Wanted to share a recent lookdev experiment focusing on multi-fluid property propagation within the modern Houdini 21 SOP-based FLIP pipeline. The goal was to merge two independent, stylized emitter streams early in the setup while keeping a razor-sharp attribute boundary during violent fluid churning, splashing, and shearing.
The Setup Architecture
I focused on simplicity and I wanted to handle the logic natively within a single execution stream:
Early Point Grouping & Merging
Stream A (Red) and Stream B (Black) are generated as independent polygonal geometry blocks before entering a single merge node.
The H21 Multi-Wire Trunk
The points feed directly into custom velocity and divergence attribute wrangles before being piped into the FLIP sim. From there, the data flows seamlessly down through the native multi-pass pipeline (flipcontainer ➔ flipboundary ➔ flipcollide ➔ flipsolver).
Solver Configuration
To prevent the attributes from washing out or diluting into a uniform gray soup as the fluids sheared, I disabled Particle Narrow Band and Reseeding
Meshing & Solaris Lookdev
The fluid particles were cached out through a fluidcompress loop and converted back to a unified geometry surface via particlefluidsurface.

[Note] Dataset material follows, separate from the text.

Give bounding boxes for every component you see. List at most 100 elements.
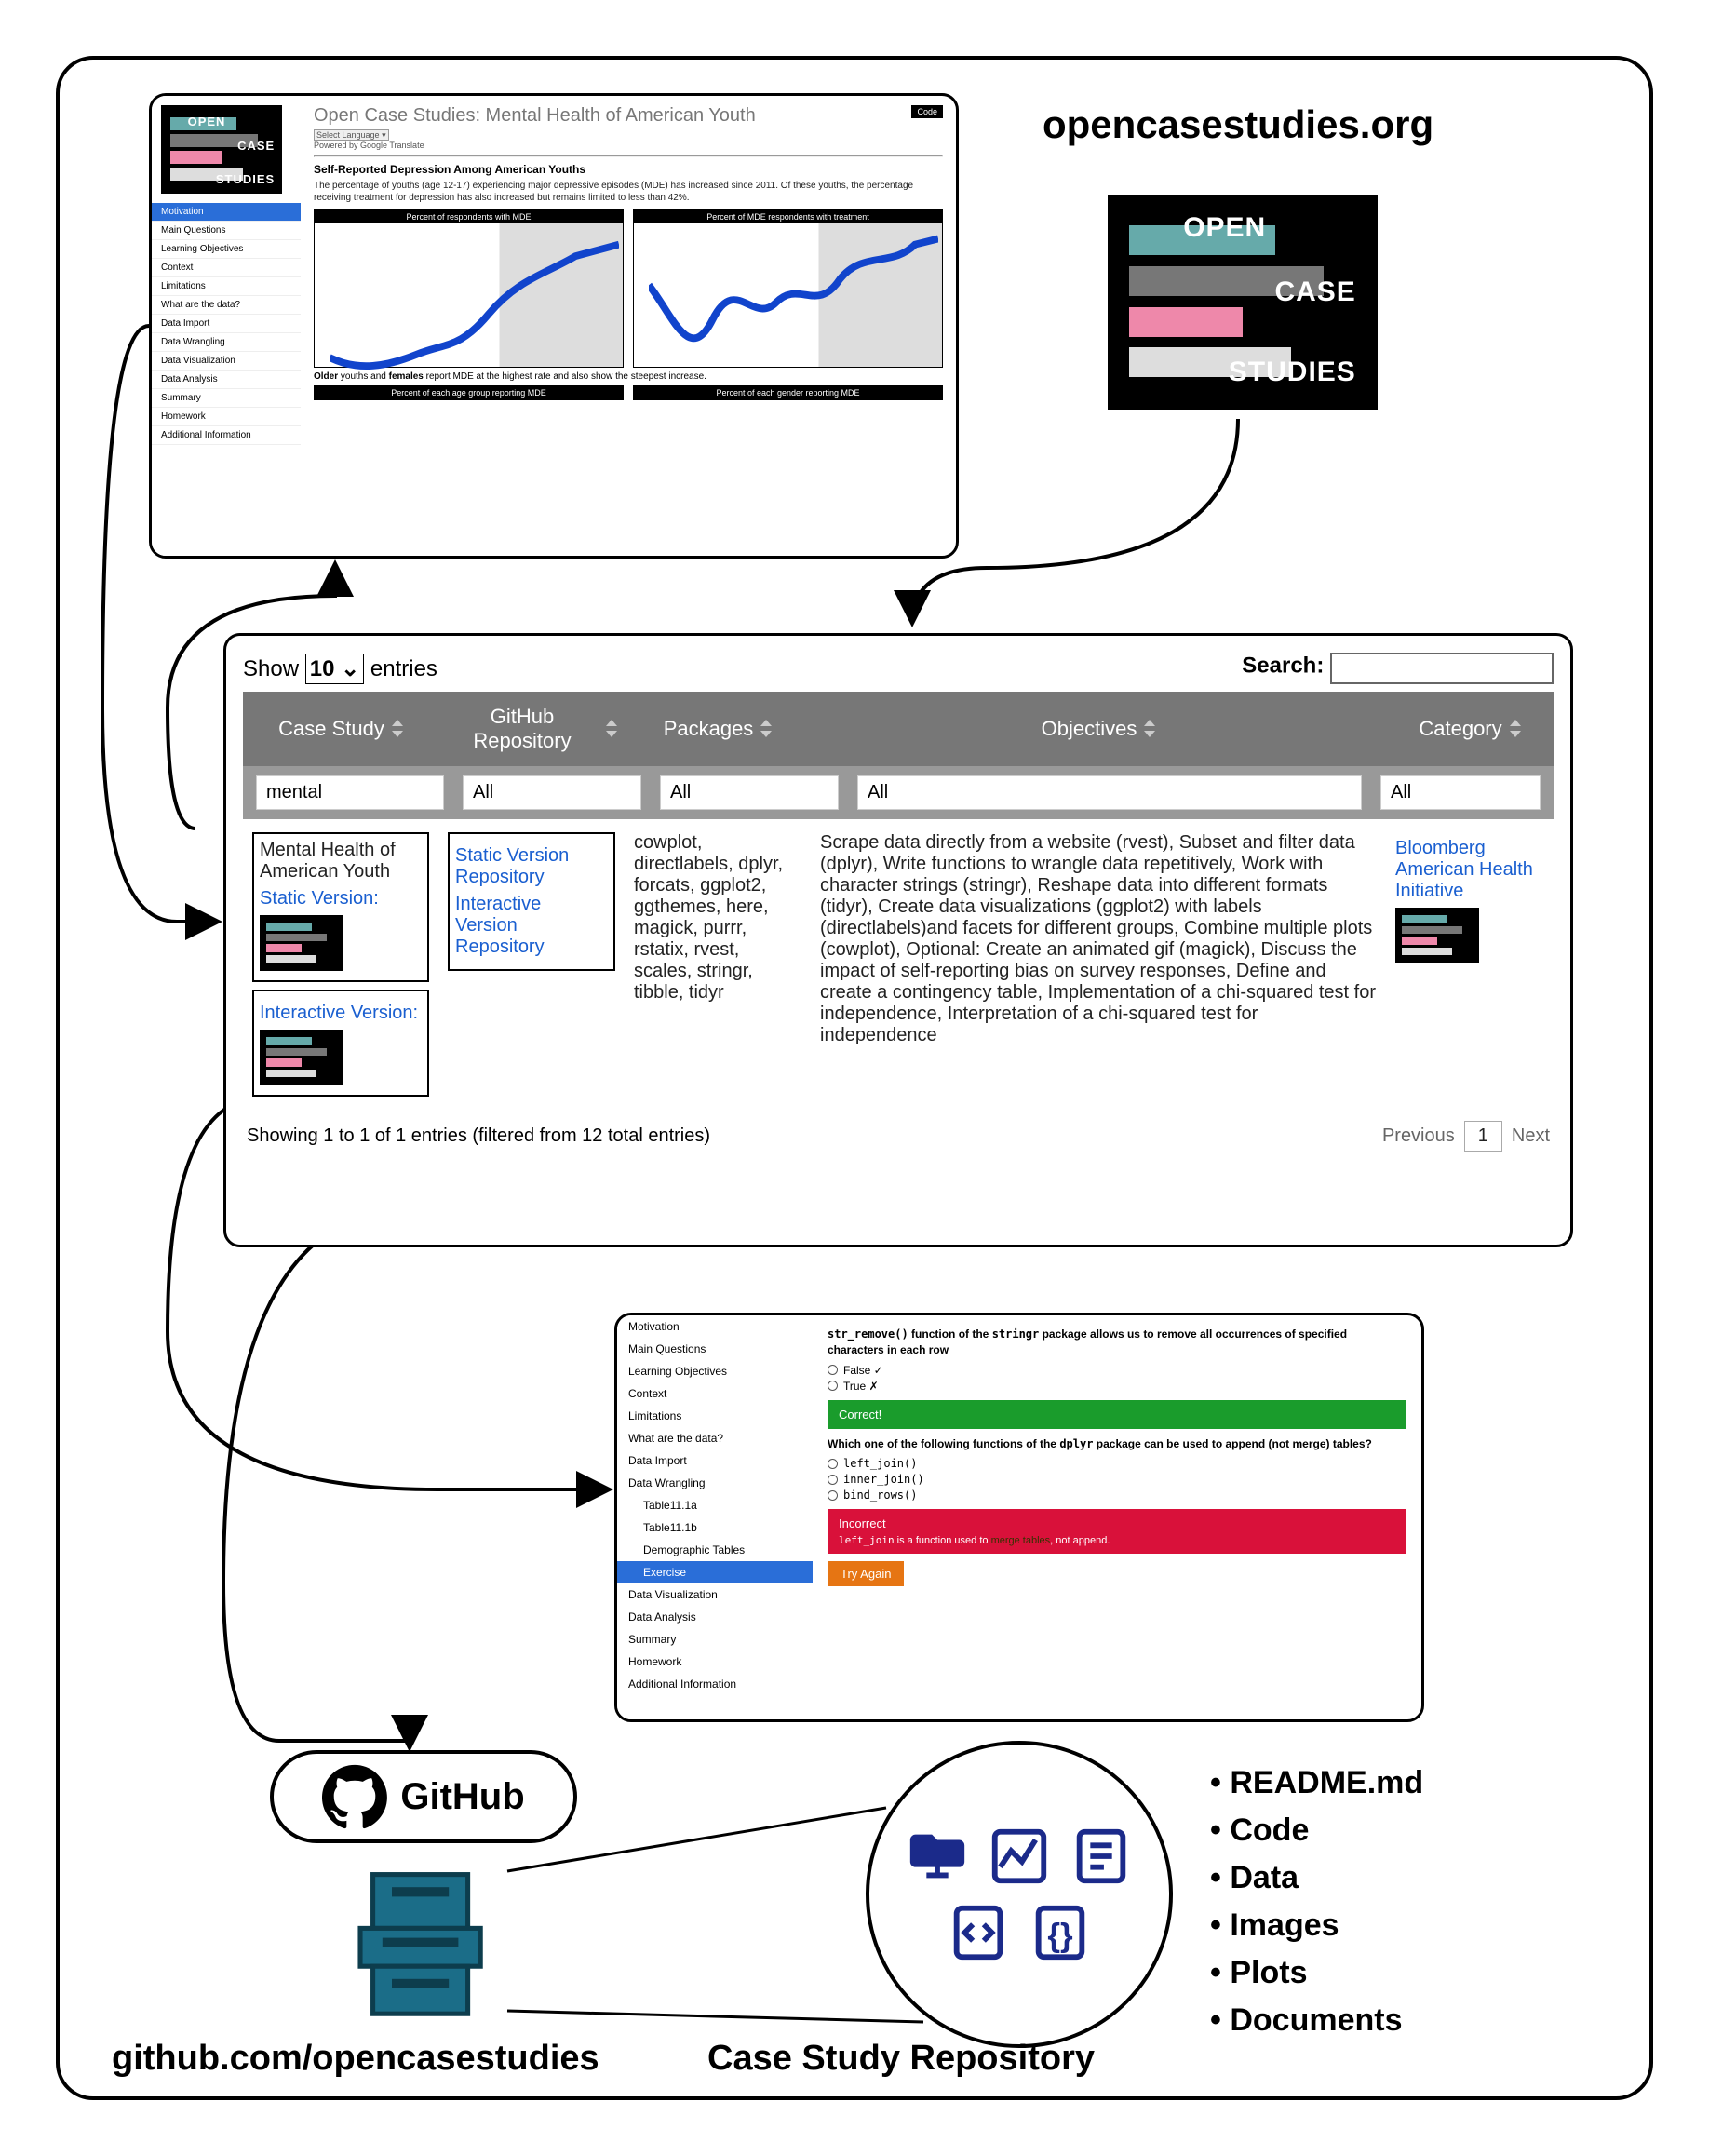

In Solaris, the setup utilizes a single master MaterialX Standard Surface shader (fluid_mix_surface) rather than complex multi-material blending nodes.
The Trap: Using a standard mtlxgeompropvalue node targeted at Cd will return blank values in LOPs because sopimport automatically translates point data to native USD primvars.
The Fix: Setting the geometry property reader explicitly to target displayColor instantly grabs the incoming vertex colors.
The data stream feeds directly into an mtlxrampcolor node, mapping the absolute mathematical point values directly to the final colors: translucent Deep Rich Crimson Red and Amber Honey.
Rendered completely in Karma XPU. Let me know what you think of it!